It's late afternoon, and it's time to gather the children and go. We're helping prepare and serve a meal at church. But I have to admit, in the deep part of my heart, I don't feel like serving tonight. I'm tired. The boys have given me a run today. The temperature is still painfully cold, and a night at home would be the sweetest sort of thing.
But we gather and go.
To me, right now, it feels like commitment. The simple right of doing what we said.
As we drive to church, I think about the million things I have to do at home. The house looks like a war zone. The cupboards are bare. Laundry is piled high. It would take my crew a full night, at least, to get to a manageable place. To a place where organization resides.
But we go. And I consider the things I can press into a sliver of evening when we get home.

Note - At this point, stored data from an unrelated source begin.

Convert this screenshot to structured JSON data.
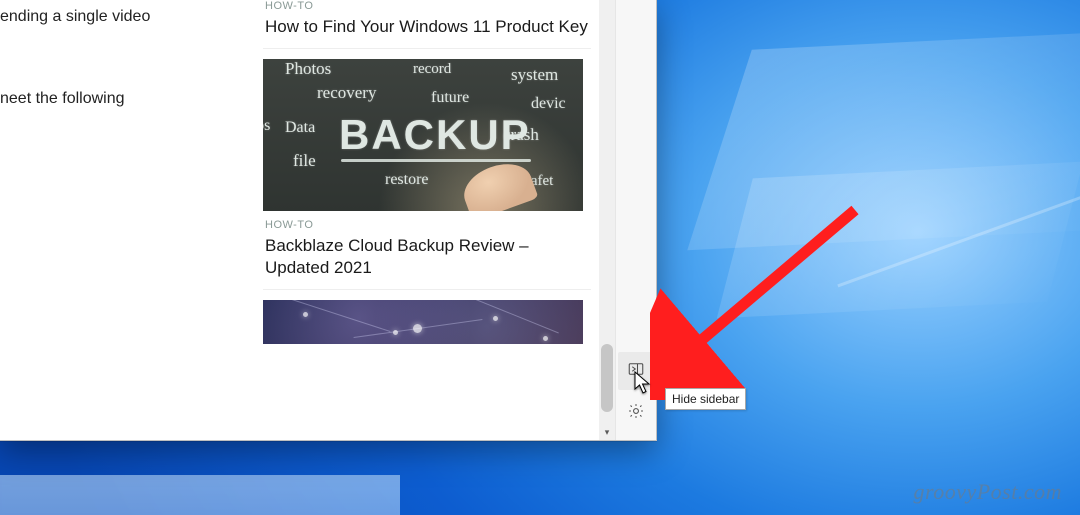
{
  "main": {
    "line1": "ending a single video",
    "line2": "neet the following"
  },
  "feed": {
    "cards": [
      {
        "category": "HOW-TO",
        "title": "How to Find Your Windows 11 Product Key"
      },
      {
        "category": "HOW-TO",
        "title": "Backblaze Cloud Backup Review – Updated 2021"
      }
    ],
    "backup_thumb_words": {
      "big": "BACKUP",
      "small": [
        "Photos",
        "recovery",
        "record",
        "system",
        "future",
        "devic",
        "eos",
        "Data",
        "crash",
        "file",
        "restore",
        "safet"
      ]
    }
  },
  "tooltip": "Hide sidebar",
  "watermark": "groovyPost.com"
}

When we get to church, I find that our friends have already arrived. Sweet scents waft from the kitchen. From the hall, we can hear chatter and the bang-clang of activity. The boys and I hang out coats on pegs and go around the corner.
And what I see there blesses my soul.
My friend's small daughter is wobbling through the dining area with a tray of salt and pepper shakers. She puts the tray down. Stretches far to place two shakers in the center of a table. Stands back to consider. Then moves right on. Zay thinks this looks like fun and he shoots away from my side and is soon at hers.
There's a row of children at the counter, perched on stools. They're tearing lettuce. Chopping carrots. Slicing cucumbers. There's chatter and laughter and togetherness. Gabe and Sam find kitchen stools of their own. They wash fast and pitch right in.
A friend, standing at the stove, waves and smiles. Her father has come to help. His wife, her mother, is two years in heaven and the sight of these two together tugs tenderness in my soul.
Another friend is reading a recipe and her daughter stands ready with a scoop of flour.
And I pull my apron from my bag, loop it over my head, and suddenly all I want to do is join in. I want to slide into the scene and find a place. I want to gather and give. I want to be a part of something, even just a dinner, that's not about me.
There's something about serving. Maybe it's the togetherness. The sweet form of connection that working side-by-side brings. Maybe it's a willingness to move myself from a place of priority to a place in the heart where others come first. Maybe it's that the Lord created us to love Him and love others and when we serve we hit both just right.
I don't know.
But I'm grateful to be free of my own agenda. I'm thankful for this opportunity.
This serving place, right here, is where I want to be.